Sunday, September 9, 2012
A gesture near the near the end of Chapter 1 in (what's commonly called) Callaghan's best novel provides enough intrigue for the whole rest of the story. The protagonist, the young Father Dowling, takes it upon himself to help two prostitutes he meets on the street, and after conversing with them in their hotel room, as he leaves, the hotel proprietor, Mr. Baer, who let him in earlier, "saw the white priest's collar which Father Dowling thought was still hidden by the woollen muffler, and he grinned so broadly that the corners of his wide mouth seemed to shoot up to his skull, he glanced up the stairs, and he made a load sneering noise with his heavy wet lips." The reader stays in the same shoes as Baer, knowing that this can't help but bring scandal down on Dowling, and the church as well, and you spend the rest of the (short) book wondering how long it will take. But on the other hand, you get absolutely swept up in the love - charity: caritas, not cupiditas - that Dowling lavishes on these untouchables, and you escape all the minor characters' seeming fatalism about the matter and hope against hope for all to be redeemed. It's a book that's very economical with its language, and interesting, too, for showing us a time when being a Catholic in Toronto was a minority position, and one always vigilant against potential persecution. One of the better Canadian novels ever written.

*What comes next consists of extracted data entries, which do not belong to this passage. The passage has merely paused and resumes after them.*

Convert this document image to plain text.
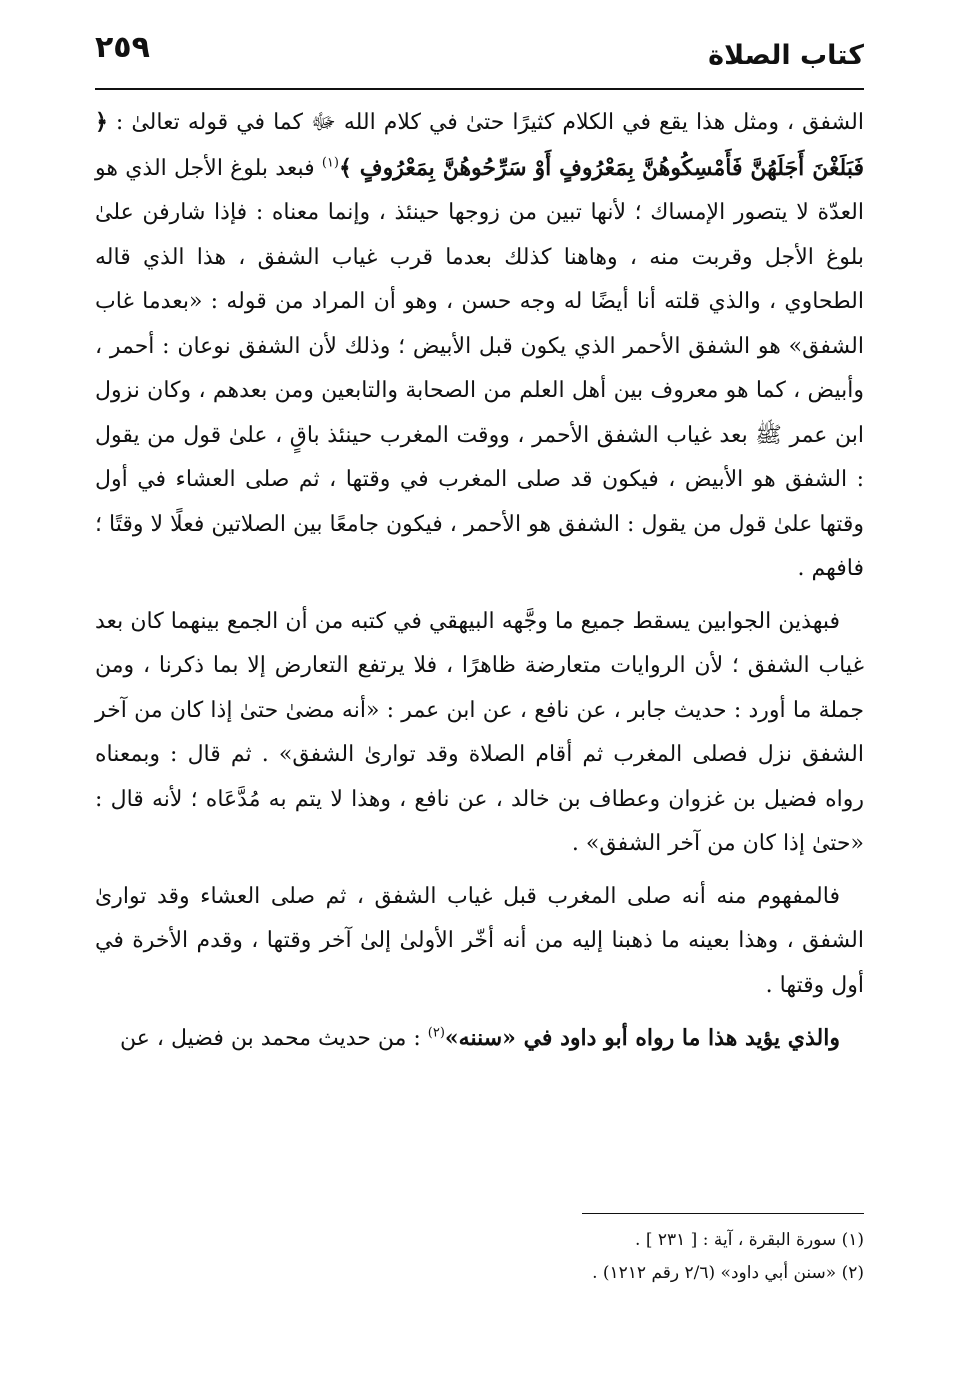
كتاب الصلاة
٢٥٩

الشفق ، ومثل هذا يقع في الكلام كثيرًا حتىٰ في كلام الله ﷻ كما في قوله تعالىٰ : ﴿ فَبَلَغْنَ أَجَلَهُنَّ فَأَمْسِكُوهُنَّ بِمَعْرُوفٍ أَوْ سَرِّحُوهُنَّ بِمَعْرُوفٍ ﴾$^{(١)}$ فبعد بلوغ الأجل الذي هو العدّة لا يتصور الإمساك ؛ لأنها تبين من زوجها حينئذ ، وإنما معناه : فإذا شارفن علىٰ بلوغ الأجل وقربت منه ، وهاهنا كذلك بعدما قرب غياب الشفق ، هذا الذي قاله الطحاوي ، والذي قلته أنا أيضًا له وجه حسن ، وهو أن المراد من قوله : «بعدما غاب الشفق» هو الشفق الأحمر الذي يكون قبل الأبيض ؛ وذلك لأن الشفق نوعان : أحمر ، وأبيض ، كما هو معروف بين أهل العلم من الصحابة والتابعين ومن بعدهم ، وكان نزول ابن عمر ﷺ بعد غياب الشفق الأحمر ، ووقت المغرب حينئذ باقٍ ، علىٰ قول من يقول : الشفق هو الأبيض ، فيكون قد صلى المغرب في وقتها ، ثم صلى العشاء في أول وقتها علىٰ قول من يقول : الشفق هو الأحمر ، فيكون جامعًا بين الصلاتين فعلًا لا وقتًا ؛ فافهم .

فبهذين الجوابين يسقط جميع ما وجَّهه البيهقي في كتبه من أن الجمع بينهما كان بعد غياب الشفق ؛ لأن الروايات متعارضة ظاهرًا ، فلا يرتفع التعارض إلا بما ذكرنا ، ومن جملة ما أورد : حديث جابر ، عن نافع ، عن ابن عمر : «أنه مضىٰ حتىٰ إذا كان من آخر الشفق نزل فصلى المغرب ثم أقام الصلاة وقد توارىٰ الشفق» . ثم قال : وبمعناه رواه فضيل بن غزوان وعطاف بن خالد ، عن نافع ، وهذا لا يتم به مُدَّعَاه ؛ لأنه قال : «حتىٰ إذا كان من آخر الشفق» .

فالمفهوم منه أنه صلى المغرب قبل غياب الشفق ، ثم صلى العشاء وقد توارىٰ الشفق ، وهذا بعينه ما ذهبنا إليه من أنه أخّر الأولىٰ إلىٰ آخر وقتها ، وقدم الأخرة في أول وقتها .

والذي يؤيد هذا ما رواه أبو داود في «سننه»$^{(٢)}$ : من حديث محمد بن فضيل ، عن

(١) سورة البقرة ، آية : [ ٢٣١ ] .
(٢) «سنن أبي داود» (٢/٦ رقم ١٢١٢) .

Thursday, September 6, 2012
The titular novella and five short stories comprise Roth's debut, which snagged the National Book Award, way back when. My eyes were opened particularly by the story "The Conversion of the Jews," in which a young Jewish boy engages in literal brinkmanship - threatening to jump off a roof - in order to prove his point that other religions than Judaism are no more or less true. As for "Goodbye, Columbus," it's a story of young love had and lost, and particularly, about class, as the Rutgers-attending narrator from Newark falls in with Brenda of the affluent suburb, Short Hills, who is also a student at Radcliffe College, in Boston. "Eli the Fanatic" tells of attempts to assimilate a more traditional Jew into his more modern community, and "You Can't Tell a Man by the Song He Sings" of general boyhood mischief: being tricked by older boys into taking the blame for the acts he joined them in. And "Defender of the Faith" is a rather hilarious account of a sympathetic army commander who gets three fellow Jews in his unit and exhaustingly concedes to their special requests not otherwise honoured by the army (e.g., religious holidays). It's a searing statement of identity, a book (and a writer) with a fire in his belly and one who writes almost savagely, brusquely, using short words and sentences where others might noodle. An indispensable American document; love him or hate him, your path with Roth begins here, and - if it's O.K. to say 50 years after the fact - it's an amazingly auspicions debut.